Pokok pembahasan keenam yang perlu diketahui ialah konteks dalam pendekatan
naratif terhadap Injil-injil. Pendekatan atau penafsiran naratif ini memiliki isi yang
mendekati cerita-cerita Alkitab sebagai sastra yang berdiri sendiri. Maksud dari berdiri
sendiri disini ialah bersifat otonom, Jadi, yang hendak dibahas ialah tentang hal yang
dikemukakan dalam cerita sendiri hendak diperhatikan dalam penafsiran. Dalam memulai
suatu hal, kita mulai dan dibimbing hanya berdasarkan apa yang didengar atau diceritakan.

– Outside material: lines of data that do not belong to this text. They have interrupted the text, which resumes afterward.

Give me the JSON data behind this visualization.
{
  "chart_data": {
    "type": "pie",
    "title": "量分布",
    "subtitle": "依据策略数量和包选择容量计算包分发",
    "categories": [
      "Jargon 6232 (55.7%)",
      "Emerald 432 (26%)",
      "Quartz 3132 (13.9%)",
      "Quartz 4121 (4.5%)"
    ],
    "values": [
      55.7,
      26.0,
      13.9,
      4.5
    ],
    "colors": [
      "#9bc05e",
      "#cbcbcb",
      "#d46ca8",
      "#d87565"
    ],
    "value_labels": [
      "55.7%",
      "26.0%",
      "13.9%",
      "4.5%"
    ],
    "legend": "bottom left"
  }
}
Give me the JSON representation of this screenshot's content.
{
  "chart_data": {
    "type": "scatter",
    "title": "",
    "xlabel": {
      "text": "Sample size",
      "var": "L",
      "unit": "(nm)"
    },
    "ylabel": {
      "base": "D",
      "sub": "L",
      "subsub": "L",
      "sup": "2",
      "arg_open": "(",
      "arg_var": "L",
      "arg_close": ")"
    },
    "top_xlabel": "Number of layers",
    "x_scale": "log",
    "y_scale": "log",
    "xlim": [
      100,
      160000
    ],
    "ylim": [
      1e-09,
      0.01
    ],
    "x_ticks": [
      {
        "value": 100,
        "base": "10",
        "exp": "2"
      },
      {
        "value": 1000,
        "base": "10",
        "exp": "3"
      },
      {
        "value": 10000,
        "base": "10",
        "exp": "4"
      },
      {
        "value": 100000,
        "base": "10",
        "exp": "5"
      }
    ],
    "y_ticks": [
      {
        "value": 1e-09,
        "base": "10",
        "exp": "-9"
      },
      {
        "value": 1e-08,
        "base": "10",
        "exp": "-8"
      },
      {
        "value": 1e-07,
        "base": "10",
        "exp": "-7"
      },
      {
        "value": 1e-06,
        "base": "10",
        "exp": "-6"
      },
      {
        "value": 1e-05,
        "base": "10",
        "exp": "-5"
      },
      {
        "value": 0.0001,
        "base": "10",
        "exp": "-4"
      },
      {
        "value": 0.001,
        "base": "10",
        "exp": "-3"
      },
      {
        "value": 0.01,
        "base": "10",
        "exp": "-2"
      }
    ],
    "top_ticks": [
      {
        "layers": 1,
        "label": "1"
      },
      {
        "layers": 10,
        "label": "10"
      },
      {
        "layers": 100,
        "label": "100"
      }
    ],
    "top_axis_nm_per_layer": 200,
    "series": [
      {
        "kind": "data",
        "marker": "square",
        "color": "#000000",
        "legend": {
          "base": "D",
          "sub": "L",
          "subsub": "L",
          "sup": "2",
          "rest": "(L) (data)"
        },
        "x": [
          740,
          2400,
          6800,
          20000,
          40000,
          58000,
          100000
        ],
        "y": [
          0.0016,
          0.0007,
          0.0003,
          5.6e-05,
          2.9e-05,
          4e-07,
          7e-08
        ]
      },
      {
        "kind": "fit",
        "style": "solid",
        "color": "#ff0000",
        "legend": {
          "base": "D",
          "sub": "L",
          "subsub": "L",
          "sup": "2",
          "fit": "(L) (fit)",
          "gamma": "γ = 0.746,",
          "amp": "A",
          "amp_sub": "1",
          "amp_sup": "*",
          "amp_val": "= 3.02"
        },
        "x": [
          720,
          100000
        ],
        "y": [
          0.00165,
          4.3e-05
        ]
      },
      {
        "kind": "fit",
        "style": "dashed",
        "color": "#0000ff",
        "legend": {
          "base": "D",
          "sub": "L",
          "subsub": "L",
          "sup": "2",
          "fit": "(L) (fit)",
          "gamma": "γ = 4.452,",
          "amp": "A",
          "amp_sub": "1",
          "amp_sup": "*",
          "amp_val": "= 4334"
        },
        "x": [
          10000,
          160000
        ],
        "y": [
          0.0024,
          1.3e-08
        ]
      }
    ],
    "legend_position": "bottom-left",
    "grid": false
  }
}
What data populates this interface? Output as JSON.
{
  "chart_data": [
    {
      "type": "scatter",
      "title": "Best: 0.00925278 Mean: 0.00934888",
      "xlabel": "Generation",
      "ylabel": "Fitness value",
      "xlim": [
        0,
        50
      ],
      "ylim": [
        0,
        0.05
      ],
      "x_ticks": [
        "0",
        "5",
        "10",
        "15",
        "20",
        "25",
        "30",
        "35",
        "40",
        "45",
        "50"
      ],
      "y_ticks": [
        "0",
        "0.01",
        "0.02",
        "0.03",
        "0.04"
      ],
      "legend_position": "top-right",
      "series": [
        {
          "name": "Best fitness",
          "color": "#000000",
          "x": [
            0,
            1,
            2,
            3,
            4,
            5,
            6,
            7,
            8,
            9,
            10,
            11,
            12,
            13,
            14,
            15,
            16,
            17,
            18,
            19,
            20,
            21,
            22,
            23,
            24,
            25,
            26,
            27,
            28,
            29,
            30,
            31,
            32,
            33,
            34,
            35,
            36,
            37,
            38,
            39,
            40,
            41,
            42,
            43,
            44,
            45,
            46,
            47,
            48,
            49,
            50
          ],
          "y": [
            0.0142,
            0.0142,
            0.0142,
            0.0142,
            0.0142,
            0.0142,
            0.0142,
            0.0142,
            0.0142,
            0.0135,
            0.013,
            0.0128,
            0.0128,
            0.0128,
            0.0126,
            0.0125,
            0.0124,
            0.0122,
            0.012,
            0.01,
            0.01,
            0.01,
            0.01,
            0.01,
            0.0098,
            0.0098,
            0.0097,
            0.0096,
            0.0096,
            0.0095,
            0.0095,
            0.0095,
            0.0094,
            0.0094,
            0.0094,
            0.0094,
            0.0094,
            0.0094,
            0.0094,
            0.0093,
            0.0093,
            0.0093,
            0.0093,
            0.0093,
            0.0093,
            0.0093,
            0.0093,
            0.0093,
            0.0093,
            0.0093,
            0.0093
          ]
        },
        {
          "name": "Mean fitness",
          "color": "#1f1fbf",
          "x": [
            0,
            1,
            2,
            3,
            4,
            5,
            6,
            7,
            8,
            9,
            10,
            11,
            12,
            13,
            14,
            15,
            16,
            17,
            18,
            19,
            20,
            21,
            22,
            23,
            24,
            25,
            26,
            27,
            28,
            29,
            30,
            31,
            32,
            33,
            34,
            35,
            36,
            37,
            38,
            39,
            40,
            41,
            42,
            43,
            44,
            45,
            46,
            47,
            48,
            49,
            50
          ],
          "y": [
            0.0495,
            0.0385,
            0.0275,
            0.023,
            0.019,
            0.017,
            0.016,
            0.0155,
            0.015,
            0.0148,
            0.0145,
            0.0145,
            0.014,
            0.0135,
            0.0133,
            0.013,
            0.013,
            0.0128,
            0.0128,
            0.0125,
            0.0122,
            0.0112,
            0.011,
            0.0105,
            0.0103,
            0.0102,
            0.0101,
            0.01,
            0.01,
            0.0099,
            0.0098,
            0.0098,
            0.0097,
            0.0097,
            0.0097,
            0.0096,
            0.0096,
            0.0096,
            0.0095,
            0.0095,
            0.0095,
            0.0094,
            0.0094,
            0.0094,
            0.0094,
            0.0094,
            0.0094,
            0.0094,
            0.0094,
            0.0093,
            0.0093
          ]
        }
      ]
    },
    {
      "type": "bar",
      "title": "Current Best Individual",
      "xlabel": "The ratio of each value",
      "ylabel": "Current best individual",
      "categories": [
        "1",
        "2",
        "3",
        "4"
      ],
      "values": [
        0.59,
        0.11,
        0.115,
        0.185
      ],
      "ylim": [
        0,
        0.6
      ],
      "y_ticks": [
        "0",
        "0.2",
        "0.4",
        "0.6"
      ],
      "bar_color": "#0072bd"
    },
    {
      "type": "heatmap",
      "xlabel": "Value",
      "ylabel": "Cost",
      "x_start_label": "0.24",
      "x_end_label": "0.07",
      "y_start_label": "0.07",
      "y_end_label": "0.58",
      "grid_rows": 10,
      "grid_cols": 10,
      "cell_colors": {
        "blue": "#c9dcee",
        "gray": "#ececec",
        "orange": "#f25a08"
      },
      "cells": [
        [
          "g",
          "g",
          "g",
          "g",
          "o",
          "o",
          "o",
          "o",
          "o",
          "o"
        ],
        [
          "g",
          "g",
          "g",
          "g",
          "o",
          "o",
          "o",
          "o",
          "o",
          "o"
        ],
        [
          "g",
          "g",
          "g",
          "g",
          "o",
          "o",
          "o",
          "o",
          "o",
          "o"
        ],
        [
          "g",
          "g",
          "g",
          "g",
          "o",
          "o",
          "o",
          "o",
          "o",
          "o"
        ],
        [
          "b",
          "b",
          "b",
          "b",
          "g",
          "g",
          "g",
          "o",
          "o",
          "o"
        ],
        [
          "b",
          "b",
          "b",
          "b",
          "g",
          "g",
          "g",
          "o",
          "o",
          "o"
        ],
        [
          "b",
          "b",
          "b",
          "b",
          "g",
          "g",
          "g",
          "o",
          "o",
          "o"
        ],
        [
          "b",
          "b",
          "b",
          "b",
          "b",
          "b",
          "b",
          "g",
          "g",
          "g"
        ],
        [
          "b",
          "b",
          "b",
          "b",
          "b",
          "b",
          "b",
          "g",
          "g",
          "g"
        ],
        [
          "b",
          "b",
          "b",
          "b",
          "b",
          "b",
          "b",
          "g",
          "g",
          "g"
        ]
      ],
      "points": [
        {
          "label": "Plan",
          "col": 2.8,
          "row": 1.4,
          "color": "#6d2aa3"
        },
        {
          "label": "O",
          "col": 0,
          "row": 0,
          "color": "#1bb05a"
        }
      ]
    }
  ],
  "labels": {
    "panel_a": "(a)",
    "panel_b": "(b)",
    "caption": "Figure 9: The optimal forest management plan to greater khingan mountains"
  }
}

Kitab Alkitab tidak berlaku demikian, karena untuk mendekati konteksnya harus melalui
pendekatan naratif, dimana kita harus memperhatikan dengan menyelidiki dan menyususn
narasi tersebut. Untuk menyelidiki isi dan susunan suatu narasi, kita perlu membaca
dengan saksama. Dalam narasi terdapat dua unsur, yakni cerita dan penuturan.Walaupun
memiliki makna ganda, kedua hal ini tidak bisa dipisahkan dalam suatu narasi, sebab tiap
unsur dalam cerita senantiasa diceritakan dengan berbagai cara dan penuturan itu sendiri
tidakdapat terjadi tanpa isi cerita tersebut. Hal-hal yang perlu diperhatikan dalam unsur-
unsur cerita ialah peristiwa-peristiwa yang ada, tokoh-tokoh, latar waktu, tempat, sosial,
dan alur atau plot. Kemudian, hal-hal yang perlu ditelusuri dalam penuturan ialah gaya
penuturannya, pengarang tersirat, pembaca tersirat dan sudut pandangnya. Dalam
pendekatan naratif (penafsiran), pertama-tama kita perlu memperhatikan keseluruhan kitab
yang bersangkutan, mempelajari peranan tokoh-tokoh, perkembangan alur dan seterusnya.
Untuk mempraktikkan pendekatan tersebut secara teratur, perlu dianjurkan untuk
menggunakan pertanyaan-pertanyaan berikut ini sebagai patokan. Pertanyaan-pertanyaan
tersebut ialah apakah bagian yang ditafsir terdiri dari satu atau beberapa adegan?, tokoh-
tokoh mana yang memegang peranan serta bagaimana peranan mereka masing-masing?,
bagaimana latar tempat, waktu dan sosial dalam cerita tersebut?, bagaimana sudut pandang
dalam bagian ini? Apa kaitan yang ditemukan berhubung dengan gaya penceritaan?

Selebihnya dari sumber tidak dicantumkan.